Różne objawy zatrucia
RCB przypominało, że objawy zatrucia mogą różnić się w zależności od rodzaju zatrucia oraz od tego, jak bardzo zatrute było mięso.
To m.in. nudności - są jednym z najczęstszych objawów zatrucia pokarmowego (osoba może odczuwać dyskomfort w żołądku i uczucie niechęci do jedzenia), wymioty i biegunka – to naturalny sposób organizmu na pozbycie się toksyn (mogą wystąpić zarówno po spożyciu zatrutego mięsa, jak i w trakcie trawienia), bóle brzucha - ostre lub tępe (mogą być różnie lokalizowane i nasilać się wraz z intensywnością zatrucia), w przypadku ciężkiego zatrucia pokarmowego może wystąpić gorączka, która jest reakcją organizmu na obecność toksyn, ogólne osłabienie - zatrucie pokarmowe może prowadzić do ogólnego osłabienia, uczucia zmęczenia i apatii.

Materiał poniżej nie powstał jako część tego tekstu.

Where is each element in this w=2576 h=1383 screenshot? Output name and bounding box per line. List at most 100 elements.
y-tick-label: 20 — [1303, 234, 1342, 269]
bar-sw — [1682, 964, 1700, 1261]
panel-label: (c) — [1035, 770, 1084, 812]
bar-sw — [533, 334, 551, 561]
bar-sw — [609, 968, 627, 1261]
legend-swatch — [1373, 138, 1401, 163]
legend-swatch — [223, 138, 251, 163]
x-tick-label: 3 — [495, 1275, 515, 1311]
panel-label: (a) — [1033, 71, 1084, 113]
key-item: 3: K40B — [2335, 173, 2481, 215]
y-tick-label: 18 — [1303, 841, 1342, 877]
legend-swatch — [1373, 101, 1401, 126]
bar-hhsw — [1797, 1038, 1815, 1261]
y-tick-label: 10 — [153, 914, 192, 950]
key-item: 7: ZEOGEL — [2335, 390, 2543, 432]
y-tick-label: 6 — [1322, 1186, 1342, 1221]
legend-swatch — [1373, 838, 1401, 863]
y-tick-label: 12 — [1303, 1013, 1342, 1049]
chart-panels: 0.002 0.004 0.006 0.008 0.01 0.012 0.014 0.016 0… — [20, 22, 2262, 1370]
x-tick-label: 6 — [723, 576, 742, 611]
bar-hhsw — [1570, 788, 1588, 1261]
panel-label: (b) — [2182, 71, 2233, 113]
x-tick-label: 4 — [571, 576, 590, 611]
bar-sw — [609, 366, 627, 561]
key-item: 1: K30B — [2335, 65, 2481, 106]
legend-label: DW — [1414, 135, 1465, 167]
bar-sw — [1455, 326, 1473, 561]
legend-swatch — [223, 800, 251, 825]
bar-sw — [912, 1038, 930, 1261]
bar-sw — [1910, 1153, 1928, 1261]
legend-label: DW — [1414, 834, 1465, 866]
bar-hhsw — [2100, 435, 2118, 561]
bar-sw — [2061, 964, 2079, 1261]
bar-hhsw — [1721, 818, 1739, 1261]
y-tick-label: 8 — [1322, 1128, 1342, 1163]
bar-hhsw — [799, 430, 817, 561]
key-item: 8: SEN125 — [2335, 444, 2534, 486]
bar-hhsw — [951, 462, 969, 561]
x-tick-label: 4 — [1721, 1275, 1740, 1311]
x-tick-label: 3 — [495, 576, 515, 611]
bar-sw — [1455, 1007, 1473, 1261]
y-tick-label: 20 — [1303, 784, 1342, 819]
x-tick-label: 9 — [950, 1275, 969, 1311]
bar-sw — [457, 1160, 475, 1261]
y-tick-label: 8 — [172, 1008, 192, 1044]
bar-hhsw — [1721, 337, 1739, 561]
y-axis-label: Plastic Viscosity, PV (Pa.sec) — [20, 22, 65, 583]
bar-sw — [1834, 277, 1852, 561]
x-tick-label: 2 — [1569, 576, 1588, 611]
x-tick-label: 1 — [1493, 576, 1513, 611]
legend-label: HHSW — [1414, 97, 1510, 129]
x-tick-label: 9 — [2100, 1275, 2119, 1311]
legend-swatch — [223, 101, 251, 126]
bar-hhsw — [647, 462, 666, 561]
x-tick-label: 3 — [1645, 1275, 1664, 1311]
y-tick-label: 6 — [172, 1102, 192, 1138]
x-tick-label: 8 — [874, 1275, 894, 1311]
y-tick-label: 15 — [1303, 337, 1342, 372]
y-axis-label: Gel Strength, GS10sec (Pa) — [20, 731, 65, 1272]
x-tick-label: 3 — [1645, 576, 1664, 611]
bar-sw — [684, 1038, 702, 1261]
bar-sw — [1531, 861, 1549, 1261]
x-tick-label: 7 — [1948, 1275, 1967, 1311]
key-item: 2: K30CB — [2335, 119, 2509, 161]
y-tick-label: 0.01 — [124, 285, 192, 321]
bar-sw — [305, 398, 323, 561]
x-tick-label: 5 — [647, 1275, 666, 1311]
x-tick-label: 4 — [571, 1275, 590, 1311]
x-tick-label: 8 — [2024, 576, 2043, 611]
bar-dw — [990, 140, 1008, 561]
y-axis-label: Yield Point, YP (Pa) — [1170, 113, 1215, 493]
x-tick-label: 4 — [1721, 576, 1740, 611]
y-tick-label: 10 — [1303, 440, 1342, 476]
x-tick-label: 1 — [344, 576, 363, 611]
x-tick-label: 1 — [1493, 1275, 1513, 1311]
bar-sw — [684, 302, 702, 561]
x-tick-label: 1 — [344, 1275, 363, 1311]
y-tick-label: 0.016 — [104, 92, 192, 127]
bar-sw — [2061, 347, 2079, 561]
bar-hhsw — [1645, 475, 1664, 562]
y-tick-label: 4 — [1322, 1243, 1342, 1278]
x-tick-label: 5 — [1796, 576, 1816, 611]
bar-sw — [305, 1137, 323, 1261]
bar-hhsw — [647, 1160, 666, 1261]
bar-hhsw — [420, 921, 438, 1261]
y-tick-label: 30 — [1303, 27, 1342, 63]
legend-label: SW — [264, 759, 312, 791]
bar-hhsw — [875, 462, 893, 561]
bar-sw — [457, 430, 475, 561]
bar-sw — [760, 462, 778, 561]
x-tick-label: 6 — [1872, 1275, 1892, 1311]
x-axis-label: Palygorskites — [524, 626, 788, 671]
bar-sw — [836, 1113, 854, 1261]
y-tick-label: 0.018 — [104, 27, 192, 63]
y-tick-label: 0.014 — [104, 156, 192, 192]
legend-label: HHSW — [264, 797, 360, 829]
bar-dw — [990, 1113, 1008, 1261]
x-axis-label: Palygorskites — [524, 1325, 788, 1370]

"Podziel się informacjami dotyczącymi potencjalnego zagrożenia ze swoimi bliskimi, aby zapobiec spożyciu przez nich zatrutego mięsa oraz zachęć ich do zachowania ostrożności przy zakupach spożywczych" - wskazuje RCB. "Kupuj mięso tylko w sprawdzonych miejscach. Jeżeli masz wątpliwości co do pochodzenia mięsa lub jego świeżości, zrezygnuj z zakupu lub skonsultuj się z właściwym terytorialnie inspektoratem weterynarii" - dodaje Centrum w komunikacie.